When she came to, half a mile away from the railway line the dogs had already started barking, and the vultures were at the closure of completing a corpse.  She had great difficulty opening her eyes, and after many failures once she felt the scratches to her right, her eyes flashed in horror.  The thorny bushes had given much irritation to parts of her whole body. 
‘Ah, here!’ she tried to think; it was evident that the track led her home. 
The dawn was breaking slowly.  The short-flying birds were circling low and were scared of the predatory fowls.  Giving her a joining smile, the flies too were half-circling her breasts.  She tried to lift her head a bit and felt pain in her shoulders; she discovered her own body and it was covered with dark rough mud.  There wasn’t any sign of dry blood; it was just darkened mud.  The scratches she felt were slowly healing and she ignored the well-healed wound on her left foot.  She was least bothered by the pain but was trying to find herself amongst the circling vultures.

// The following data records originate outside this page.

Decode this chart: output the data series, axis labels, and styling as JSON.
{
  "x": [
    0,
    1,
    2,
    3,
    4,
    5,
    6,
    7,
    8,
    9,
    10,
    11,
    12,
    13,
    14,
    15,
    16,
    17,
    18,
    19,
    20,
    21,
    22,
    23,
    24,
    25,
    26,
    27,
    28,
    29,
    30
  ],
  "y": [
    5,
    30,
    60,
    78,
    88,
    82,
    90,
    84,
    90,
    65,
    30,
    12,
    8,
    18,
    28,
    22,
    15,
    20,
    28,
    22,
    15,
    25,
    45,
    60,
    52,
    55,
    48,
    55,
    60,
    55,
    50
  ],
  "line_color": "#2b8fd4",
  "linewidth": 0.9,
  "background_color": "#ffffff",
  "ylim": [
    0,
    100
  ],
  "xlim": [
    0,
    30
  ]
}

She felt like recognising the track.  Vague memories of playing by the track came rather accidentally like a dream.  That was probably just another track by which she used to take a short walk very early in the morning.  She remembered it was just another track.  All tracks looked alike in memory.

After the short rain the probability of a pleasant morning was darkening.  Had it been her bed, she would’ve relaxed and slept for a longer while.  ‘But whatever happened,’ she continued to think.

She waved her hands to the flies in protest and prepared herself to follow the track followed by the flies and flies alone.